At present, routine examinations for the diagnosis of bladder tumors include ultrasound, CT, MRI and cystoscopy. However, due to the low soft tissue separation rate and limited scanning range of ultrasound, it is difficult to make qualitative diagnosis only according to sonogram. MRI offers clear advantages in evaluating myometrial invasion and lymph node metastasis [30], its imaging time is lengthy and image quality can be affected by intestinal peristalsis. Furthermore, the conventional scan image is thicker, and the display effect of micro-lesion and calcification is not distinct. Cystoscopy is subject to operator-dependent variability and incomplete sampling, which may lead to inaccurate pathological results. In addition, the possibility of damaging the urethra and causing urinary tract infection limits its frequent use in diagnosing and postoperative monitoring bladder tumors. In this study, CTU was used to identify BUC and IPB because of its 5 major advantages: (1) non-invasive, fast imaging and economical cost; (2) relatively objective data acquisition that is not influenced by operator level; (3) the target vessels are reconstructed using MIP mode, which can show the vascular structures within and around the lesion; (4) the excretion phase images provided clearer lesion morphology and contour details, as well as more precise diameter measurements; (5) the ability to quantitatively measure multiple features of the lesion.

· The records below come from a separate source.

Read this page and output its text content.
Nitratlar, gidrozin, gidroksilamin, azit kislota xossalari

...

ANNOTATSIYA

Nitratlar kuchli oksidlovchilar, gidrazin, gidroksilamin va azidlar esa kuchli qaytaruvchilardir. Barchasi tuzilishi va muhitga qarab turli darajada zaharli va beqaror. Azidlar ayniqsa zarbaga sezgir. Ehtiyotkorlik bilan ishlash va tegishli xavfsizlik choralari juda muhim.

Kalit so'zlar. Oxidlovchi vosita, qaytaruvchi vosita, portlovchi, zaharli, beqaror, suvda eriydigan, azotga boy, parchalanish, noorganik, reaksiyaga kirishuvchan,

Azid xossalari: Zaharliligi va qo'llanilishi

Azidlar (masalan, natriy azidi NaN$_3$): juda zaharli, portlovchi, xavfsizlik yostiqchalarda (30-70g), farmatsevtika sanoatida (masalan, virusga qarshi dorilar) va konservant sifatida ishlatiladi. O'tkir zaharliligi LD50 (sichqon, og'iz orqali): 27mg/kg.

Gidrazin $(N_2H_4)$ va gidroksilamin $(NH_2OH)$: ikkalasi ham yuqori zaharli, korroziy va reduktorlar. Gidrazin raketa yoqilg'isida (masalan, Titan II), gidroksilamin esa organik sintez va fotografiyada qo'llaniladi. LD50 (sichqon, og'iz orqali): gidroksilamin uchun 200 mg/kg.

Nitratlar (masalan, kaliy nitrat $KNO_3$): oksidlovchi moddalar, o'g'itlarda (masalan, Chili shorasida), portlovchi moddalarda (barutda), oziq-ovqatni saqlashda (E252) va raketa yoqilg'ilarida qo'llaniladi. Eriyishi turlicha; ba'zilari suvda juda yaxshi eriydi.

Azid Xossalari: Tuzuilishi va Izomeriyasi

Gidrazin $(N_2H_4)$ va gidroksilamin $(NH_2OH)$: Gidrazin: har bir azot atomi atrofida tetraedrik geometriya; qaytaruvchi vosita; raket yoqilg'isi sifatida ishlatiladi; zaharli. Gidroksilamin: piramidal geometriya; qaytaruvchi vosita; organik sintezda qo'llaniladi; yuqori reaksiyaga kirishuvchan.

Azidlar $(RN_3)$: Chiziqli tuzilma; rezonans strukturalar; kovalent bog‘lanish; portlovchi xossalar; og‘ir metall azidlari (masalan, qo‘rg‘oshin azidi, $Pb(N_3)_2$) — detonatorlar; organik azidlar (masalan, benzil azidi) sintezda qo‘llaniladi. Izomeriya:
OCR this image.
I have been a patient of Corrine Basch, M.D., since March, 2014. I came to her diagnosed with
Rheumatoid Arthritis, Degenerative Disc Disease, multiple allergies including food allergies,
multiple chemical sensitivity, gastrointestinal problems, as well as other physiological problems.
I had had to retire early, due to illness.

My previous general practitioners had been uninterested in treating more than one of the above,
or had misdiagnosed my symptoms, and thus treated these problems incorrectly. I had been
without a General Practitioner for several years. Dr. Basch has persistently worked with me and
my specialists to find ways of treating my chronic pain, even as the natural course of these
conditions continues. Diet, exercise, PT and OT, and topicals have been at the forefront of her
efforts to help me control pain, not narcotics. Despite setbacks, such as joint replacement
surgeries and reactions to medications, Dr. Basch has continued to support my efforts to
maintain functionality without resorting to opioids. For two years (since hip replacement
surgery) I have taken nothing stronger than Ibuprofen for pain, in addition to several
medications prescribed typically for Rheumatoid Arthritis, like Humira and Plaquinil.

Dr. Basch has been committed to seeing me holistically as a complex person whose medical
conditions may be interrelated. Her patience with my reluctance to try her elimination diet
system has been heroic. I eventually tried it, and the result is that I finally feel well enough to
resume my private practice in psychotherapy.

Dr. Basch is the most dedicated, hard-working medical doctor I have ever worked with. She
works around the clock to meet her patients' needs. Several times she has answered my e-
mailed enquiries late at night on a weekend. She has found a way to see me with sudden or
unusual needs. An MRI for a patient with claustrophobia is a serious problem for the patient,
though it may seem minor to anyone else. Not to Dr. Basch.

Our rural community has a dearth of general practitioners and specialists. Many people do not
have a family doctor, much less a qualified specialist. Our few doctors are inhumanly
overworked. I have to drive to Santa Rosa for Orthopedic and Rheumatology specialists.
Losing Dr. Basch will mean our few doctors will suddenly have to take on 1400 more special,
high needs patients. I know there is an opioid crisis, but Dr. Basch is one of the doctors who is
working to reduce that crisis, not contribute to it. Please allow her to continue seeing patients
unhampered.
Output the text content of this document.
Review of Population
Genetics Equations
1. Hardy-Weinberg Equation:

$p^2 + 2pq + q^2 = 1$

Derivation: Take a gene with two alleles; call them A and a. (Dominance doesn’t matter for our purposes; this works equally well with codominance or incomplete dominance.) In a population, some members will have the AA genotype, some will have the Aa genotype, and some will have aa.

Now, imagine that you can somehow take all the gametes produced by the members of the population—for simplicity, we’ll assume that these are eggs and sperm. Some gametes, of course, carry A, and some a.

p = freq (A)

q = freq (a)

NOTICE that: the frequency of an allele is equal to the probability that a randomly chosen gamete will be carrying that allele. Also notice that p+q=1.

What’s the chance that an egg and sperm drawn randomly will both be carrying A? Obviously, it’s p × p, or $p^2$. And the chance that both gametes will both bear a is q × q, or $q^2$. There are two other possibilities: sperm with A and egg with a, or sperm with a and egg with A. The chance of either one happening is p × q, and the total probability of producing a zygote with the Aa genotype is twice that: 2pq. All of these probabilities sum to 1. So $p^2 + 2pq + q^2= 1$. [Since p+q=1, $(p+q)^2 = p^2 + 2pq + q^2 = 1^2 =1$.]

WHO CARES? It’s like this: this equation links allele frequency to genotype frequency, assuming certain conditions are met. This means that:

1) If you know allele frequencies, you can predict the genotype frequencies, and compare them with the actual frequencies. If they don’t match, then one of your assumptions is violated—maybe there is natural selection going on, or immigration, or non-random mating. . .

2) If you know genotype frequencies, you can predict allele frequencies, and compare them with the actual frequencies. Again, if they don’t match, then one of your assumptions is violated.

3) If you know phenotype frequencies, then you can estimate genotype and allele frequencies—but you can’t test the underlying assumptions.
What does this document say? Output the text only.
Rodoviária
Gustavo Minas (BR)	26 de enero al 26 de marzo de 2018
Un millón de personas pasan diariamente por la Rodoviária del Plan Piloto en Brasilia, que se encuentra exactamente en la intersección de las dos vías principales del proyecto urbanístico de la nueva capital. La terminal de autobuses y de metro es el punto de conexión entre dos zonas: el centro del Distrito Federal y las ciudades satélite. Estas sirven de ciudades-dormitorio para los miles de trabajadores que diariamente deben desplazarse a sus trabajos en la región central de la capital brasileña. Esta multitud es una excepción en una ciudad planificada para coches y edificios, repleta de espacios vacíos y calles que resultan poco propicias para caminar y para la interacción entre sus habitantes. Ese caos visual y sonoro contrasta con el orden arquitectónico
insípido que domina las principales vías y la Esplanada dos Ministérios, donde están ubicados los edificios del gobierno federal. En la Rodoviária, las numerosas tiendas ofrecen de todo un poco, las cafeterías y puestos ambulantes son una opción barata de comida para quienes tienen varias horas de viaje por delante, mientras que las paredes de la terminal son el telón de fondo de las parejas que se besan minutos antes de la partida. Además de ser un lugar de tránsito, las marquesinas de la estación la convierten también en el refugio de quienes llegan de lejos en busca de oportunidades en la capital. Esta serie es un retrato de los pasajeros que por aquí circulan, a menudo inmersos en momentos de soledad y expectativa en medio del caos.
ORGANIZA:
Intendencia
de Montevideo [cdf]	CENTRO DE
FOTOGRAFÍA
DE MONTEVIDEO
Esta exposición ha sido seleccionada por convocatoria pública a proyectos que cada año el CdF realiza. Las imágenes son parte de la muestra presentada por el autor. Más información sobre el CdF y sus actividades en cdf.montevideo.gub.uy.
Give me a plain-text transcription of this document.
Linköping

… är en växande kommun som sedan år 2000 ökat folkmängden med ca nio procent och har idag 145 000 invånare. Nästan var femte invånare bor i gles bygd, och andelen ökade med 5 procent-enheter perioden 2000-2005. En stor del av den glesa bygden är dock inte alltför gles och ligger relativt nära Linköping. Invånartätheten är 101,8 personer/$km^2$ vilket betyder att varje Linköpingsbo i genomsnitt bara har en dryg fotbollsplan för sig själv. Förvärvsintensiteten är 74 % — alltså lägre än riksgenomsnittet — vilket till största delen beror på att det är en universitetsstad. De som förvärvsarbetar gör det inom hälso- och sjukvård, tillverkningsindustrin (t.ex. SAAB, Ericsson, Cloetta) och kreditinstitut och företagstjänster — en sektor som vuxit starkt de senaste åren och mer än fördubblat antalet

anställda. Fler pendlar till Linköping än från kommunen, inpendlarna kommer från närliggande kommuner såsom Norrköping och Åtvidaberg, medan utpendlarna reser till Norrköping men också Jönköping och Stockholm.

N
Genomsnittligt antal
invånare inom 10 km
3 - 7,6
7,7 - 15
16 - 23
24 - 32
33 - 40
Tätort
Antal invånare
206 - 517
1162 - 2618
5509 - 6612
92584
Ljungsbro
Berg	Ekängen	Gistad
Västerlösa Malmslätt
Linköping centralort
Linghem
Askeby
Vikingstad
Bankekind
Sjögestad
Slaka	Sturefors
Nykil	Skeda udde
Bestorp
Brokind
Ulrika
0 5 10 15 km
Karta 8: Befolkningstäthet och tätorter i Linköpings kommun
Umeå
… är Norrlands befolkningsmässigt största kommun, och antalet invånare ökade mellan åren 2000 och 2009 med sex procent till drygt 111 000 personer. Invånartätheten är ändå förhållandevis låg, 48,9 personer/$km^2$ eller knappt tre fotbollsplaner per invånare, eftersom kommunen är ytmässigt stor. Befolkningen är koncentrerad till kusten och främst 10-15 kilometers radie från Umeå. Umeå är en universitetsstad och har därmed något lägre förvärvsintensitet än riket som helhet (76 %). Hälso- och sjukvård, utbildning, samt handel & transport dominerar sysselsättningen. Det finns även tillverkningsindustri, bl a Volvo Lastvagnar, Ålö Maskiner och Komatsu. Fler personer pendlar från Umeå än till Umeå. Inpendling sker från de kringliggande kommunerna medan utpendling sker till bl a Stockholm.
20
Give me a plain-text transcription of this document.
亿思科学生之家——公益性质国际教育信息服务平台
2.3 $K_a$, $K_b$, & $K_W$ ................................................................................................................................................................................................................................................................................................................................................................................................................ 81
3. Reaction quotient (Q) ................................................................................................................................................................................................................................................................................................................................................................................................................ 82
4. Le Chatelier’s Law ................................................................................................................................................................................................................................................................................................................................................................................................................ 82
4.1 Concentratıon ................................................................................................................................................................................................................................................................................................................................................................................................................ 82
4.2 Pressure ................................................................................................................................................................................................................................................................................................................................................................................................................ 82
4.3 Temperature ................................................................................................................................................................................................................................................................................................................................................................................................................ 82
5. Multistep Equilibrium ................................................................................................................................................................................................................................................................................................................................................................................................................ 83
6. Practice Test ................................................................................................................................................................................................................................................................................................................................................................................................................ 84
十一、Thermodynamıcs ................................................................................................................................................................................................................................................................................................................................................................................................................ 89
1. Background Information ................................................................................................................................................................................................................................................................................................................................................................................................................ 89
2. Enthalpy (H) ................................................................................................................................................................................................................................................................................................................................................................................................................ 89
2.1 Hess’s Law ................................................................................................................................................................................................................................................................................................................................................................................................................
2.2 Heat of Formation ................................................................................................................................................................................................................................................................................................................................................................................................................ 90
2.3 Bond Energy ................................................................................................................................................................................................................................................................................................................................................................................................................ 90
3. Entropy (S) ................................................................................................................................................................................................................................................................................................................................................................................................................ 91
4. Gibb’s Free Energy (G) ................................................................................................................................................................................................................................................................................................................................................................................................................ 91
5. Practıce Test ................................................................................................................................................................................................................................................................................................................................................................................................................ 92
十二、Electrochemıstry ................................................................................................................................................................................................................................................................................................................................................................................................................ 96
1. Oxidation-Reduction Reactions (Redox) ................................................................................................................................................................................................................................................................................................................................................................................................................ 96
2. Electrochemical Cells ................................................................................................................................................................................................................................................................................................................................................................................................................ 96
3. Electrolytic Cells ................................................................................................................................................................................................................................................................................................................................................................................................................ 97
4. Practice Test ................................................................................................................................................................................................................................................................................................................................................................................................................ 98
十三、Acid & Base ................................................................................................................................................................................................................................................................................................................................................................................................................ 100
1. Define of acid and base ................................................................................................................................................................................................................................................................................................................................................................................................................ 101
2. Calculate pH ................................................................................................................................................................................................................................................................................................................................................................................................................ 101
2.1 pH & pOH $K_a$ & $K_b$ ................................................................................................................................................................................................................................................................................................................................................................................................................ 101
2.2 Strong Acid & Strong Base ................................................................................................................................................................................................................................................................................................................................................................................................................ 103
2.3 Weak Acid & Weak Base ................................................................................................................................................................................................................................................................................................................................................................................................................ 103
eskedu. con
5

The human papillomavirus (HPV) hinders the function of tumor suppressor proteins by means of its viral oncogenic proteins E6 and E7, disrupting the regulation of cell cycle and DNA repair mechanisms. Consequently, this impairs genomic stability in cells, thereby elevating the risk of cellular malignancy and tumor recurrence. The study conducted by Sarier et al. [31] involved a 2-year regular follow-up of patients with BUC, revealing that the recurrence rate was higher in HPV-positive patients (47.3%) compared to HPV-negative patients (36.8%). These findings suggest that HPV infection could potentially serve as a valuable tool for distinguishing BUC from IPB prior to surgery and assessing tumor prognosis, warranting further investigation.

Several limitations of this study are noteworthy. First, this was a single-center retrospective study, and selection bias is inevitable. Second, the sample size was small and unbalanced; therefore further studies require an increased sample size. Third, the assessment involved only a limited number of readers and did not analyze the intra-reader reproducibility of quantitative indicators. Finally, the index lesions were classified according to lesion size, which means that they may not necessarily by the highest grade lesions pathologically and could have caused some misleading results. A follow-up study will stratify the different grades of BUC and explore the differences in imaging performance with IPB.